In the following description, for purposes of explanation, numerous specific details are set forth in order to provide a thorough understanding of the invention. It will be apparent, however, to one skilled in the art that embodiments of the invention can be practiced without these specific details. In other instances, structures and devices are shown in block diagram form in order to avoid obscuring the invention.
Reference throughout this specification to “one embodiment” or “an embodiment” means that a particular feature, structure or characteristic described in connection with the embodiment is included in at least one embodiment of the present invention. Thus, appearances of the phrases “in one embodiment” or “in an embodiment” in various places throughout this specification are not necessarily all referring to the same embodiment. Furthermore, the particular features, structures or characteristics may be combined in any suitable manner in one or more embodiments.
Processor(s) 102 may represent any of a wide variety of control logic including, but not limited to one or more of a microprocessor, a programmable logic device (PLD), programmable logic array (PLA), application specific integrated circuit (ASIC), a microcontroller, and the like, although the present invention is not limited in this respect. In one embodiment, computing system 100 may be a web server, and processor(s) 102 may be one or more Intel® Itanium® 2 processor(s). Processor(s) 102 may have internal cache memory for low latency access to data and instructions. When data or instructions that are needed for execution by a processor 102 are not resident in internal cache memory, processor 102 may attempt to read the data or instructions from system memory 108.
Memory controller 104 may represent any type of chipset or control logic that interfaces system memory 108 with the other components of computing system 100. In one embodiment, the connection between processor(s) 102 and memory controller 104 may be referred to as a front-side bus. In another embodiment, memory controller 104 may be referred to as a north bridge.

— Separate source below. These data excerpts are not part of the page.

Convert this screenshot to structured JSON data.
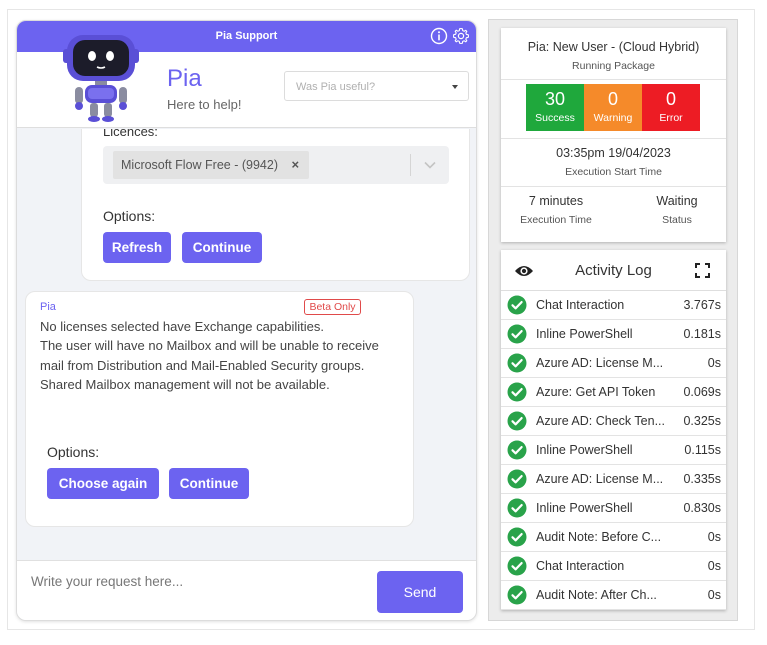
{
  "chat": {
    "topbar_title": "Pia Support",
    "bot_name": "Pia",
    "bot_tagline": "Here to help!",
    "useful_placeholder": "Was Pia useful?",
    "card1": {
      "licences_label": "Licences:",
      "selected_licence": "Microsoft Flow Free - (9942)",
      "remove_glyph": "×",
      "options_label": "Options:",
      "buttons": [
        "Refresh",
        "Continue"
      ]
    },
    "card2": {
      "sender": "Pia",
      "badge": "Beta Only",
      "message": [
        "No licenses selected have Exchange capabilities.",
        "The user will have no Mailbox and will be unable to receive mail from Distribution and Mail-Enabled Security groups.",
        "Shared Mailbox management will not be available."
      ],
      "options_label": "Options:",
      "buttons": [
        "Choose again",
        "Continue"
      ]
    },
    "input_placeholder": "Write your request here...",
    "send_label": "Send"
  },
  "package": {
    "title": "Pia: New User - (Cloud Hybrid)",
    "subtitle": "Running Package",
    "stats": [
      {
        "count": "30",
        "label": "Success",
        "color": "#1fa83c"
      },
      {
        "count": "0",
        "label": "Warning",
        "color": "#f58a2a"
      },
      {
        "count": "0",
        "label": "Error",
        "color": "#ed1c24"
      }
    ],
    "start_time": "03:35pm 19/04/2023",
    "start_time_label": "Execution Start Time",
    "duration": "7 minutes",
    "duration_label": "Execution Time",
    "status": "Waiting",
    "status_label": "Status"
  },
  "activity_log": {
    "title": "Activity Log",
    "rows": [
      {
        "name": "Chat Interaction",
        "duration": "3.767s"
      },
      {
        "name": "Inline PowerShell",
        "duration": "0.181s"
      },
      {
        "name": "Azure AD: License M...",
        "duration": "0s"
      },
      {
        "name": "Azure: Get API Token",
        "duration": "0.069s"
      },
      {
        "name": "Azure AD: Check Ten...",
        "duration": "0.325s"
      },
      {
        "name": "Inline PowerShell",
        "duration": "0.115s"
      },
      {
        "name": "Azure AD: License M...",
        "duration": "0.335s"
      },
      {
        "name": "Inline PowerShell",
        "duration": "0.830s"
      },
      {
        "name": "Audit Note: Before C...",
        "duration": "0s"
      },
      {
        "name": "Chat Interaction",
        "duration": "0s"
      },
      {
        "name": "Audit Note: After Ch...",
        "duration": "0s"
      }
    ]
  },
  "colors": {
    "accent": "#6c63f0",
    "success_check": "#29a34a",
    "beta_badge": "#e04a4a"
  }
}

Cache push agent 106 may have an architecture as described in greater detail with reference to
System memory 108 may represent any type of memory device(s) used to store data and instructions that may have been or will be used by processor(s) 102. Typically, though the invention is not limited in this respect, system memory 108 will consist of dynamic random access memory (DRAM). In one embodiment, system memory 108 may consist of Rambus DRAM (RDRAM). In another embodiment, system memory 108 may consist of double data rate synchronous DRAM (DDRSDRAM). The present invention, however, is not limited to the examples of memory mentioned here.
Input/output (I/O) controller 110 may represent any type of chipset or control logic that interfaces I/O device(s) 112 with the other components of computing system 100. In one embodiment, though the present invention is not so limited, I/O controller 110 may comply with the Peripheral Component Interconnect (PCI) ExpressTm Base Specification, Revision 1.0a, PCI Special Interest Group, released Apr. 15, 2003. In another embodiment, I/O controller 110 may be referred to as a south bridge.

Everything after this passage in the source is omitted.